Learning from the witness of first-generation leaders
It is easy to idolize first-generation leaders, the women and men who birthed colleges and built nonprofits from nothing.
Our buildings now carry their names, and they gaze out at us from bronze busts in our hallways. They cut heroic figures in our institutional imaginations, but the sentimentalism that can surround them is unfair to them and unhelpful for those of us who seek to learn from them. This certain romanticizing removes them from the complexities of the realities they faced, making them look frighteningly omniscient.
After all, in hulking sculptures, no one carries regrets. In oil paintings, no one bears the scars of the sacrifices their work necessitated.
To meet first-generation leaders in person is something altogether different. To admire them is easy; to sentimentalize what they are doing, impossible.
Take, for example, Joseph.
He is part of the first generation of United Methodists in Senegal. His story sounds like those of the first Christians -- he was welcomed into the church one day, ordained the next and made a regional leader the next.
Joseph is now responsible for overseeing the work of 14 other pastors, each with a similar meteoric journey into the ordained life, each presently supervising congregations and lay pastors themselves. The 15 of them represent almost the entire first generation of indigenous leaders and, together, are responsible for the hundreds of United Methodists spread throughout the country.
For each of them, becoming a Christian and becoming a leader within the church has been costly. They have been thrown out of their homes. They have lost jobs. Their families have forsaken them. They know people who have converted and been killed.
When they speak of sacrifice, they speak of what they know, but as Joseph says resolutely, “We knew that we would have to sacrifice ourselves in order for there to be a second generation.”
While Joseph and his fellow leaders are certain of their calling to this work, they are likewise humbled by it.

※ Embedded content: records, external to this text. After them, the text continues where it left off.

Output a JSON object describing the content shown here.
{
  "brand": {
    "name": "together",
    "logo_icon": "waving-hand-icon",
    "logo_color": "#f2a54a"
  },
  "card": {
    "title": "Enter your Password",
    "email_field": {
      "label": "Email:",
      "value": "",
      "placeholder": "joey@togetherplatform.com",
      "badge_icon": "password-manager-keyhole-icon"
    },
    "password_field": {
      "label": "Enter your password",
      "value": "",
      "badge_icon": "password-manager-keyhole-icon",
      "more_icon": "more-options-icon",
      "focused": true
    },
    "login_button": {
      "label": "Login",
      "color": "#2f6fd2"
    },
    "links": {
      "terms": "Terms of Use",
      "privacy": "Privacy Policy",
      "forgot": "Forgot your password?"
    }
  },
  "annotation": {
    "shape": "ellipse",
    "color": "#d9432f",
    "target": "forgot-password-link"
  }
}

As he tells the story of his own leadership, Joseph speaks of the risks that he took in faith, of the times when he tried something in service of his people and when the thing collapsed around him.
Yet, in the stories of his failures, there is never despair; there is only the gift of a lesson learned and the sure trust that God will somehow honor the intent and bring something good to the people in the end.

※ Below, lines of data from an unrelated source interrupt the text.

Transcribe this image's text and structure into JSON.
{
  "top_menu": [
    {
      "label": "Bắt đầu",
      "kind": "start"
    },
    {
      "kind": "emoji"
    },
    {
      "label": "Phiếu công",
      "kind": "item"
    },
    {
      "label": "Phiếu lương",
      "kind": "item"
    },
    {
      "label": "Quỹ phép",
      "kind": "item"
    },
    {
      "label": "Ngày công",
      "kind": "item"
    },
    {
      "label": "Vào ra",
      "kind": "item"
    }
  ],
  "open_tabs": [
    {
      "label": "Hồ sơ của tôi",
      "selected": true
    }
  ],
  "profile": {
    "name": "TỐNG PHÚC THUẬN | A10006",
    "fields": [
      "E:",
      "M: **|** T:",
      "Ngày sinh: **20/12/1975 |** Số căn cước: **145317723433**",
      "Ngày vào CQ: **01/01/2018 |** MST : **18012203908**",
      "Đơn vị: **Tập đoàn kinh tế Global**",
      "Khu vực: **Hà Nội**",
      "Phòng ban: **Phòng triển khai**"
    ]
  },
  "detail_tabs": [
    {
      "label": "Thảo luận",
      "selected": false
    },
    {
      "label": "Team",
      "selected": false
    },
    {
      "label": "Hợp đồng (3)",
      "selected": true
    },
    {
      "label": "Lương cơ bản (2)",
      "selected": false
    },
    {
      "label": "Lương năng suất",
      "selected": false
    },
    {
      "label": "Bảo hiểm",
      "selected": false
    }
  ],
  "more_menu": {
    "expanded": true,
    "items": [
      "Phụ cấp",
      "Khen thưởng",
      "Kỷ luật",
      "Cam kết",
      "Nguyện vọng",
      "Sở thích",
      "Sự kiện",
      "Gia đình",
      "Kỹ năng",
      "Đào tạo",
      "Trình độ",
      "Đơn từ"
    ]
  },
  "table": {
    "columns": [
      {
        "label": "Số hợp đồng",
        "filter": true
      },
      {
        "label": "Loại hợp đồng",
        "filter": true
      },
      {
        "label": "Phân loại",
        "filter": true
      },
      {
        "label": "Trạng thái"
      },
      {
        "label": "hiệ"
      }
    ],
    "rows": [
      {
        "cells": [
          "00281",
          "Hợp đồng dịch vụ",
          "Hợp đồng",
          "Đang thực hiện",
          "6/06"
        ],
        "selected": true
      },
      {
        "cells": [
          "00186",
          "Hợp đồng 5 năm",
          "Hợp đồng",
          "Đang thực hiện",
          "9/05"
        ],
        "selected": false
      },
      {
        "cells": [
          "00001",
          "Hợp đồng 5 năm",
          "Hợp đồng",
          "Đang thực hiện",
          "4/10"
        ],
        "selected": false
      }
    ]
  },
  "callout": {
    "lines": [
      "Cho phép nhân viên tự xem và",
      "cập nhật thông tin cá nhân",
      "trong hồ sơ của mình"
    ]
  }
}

The cost that they have borne and the humility that each of them embody are underscored by their awareness of the vulnerability of the church’s nascent witness in Senegal, and they feel the weight that their leadership carries. They know that their example will, in no small part, determine the church’s future with people of other religious commitment and of no commitment at all.
It is no surprise, then, that when Joseph prays he pleads for greater guidance, courageous strength and deeper love.
For those of us who serve in institutions with histories long enough to be enshrined in bronze and marble, it is a gift to encounter first-generation leaders, not only to experience their passion and their resolve but also as a reminder. Our institutions may not be as fragile or our context as fraught, but these leaders remind us that institutions still need us to sacrifice deeply, risk greatly and feel the weight of our example.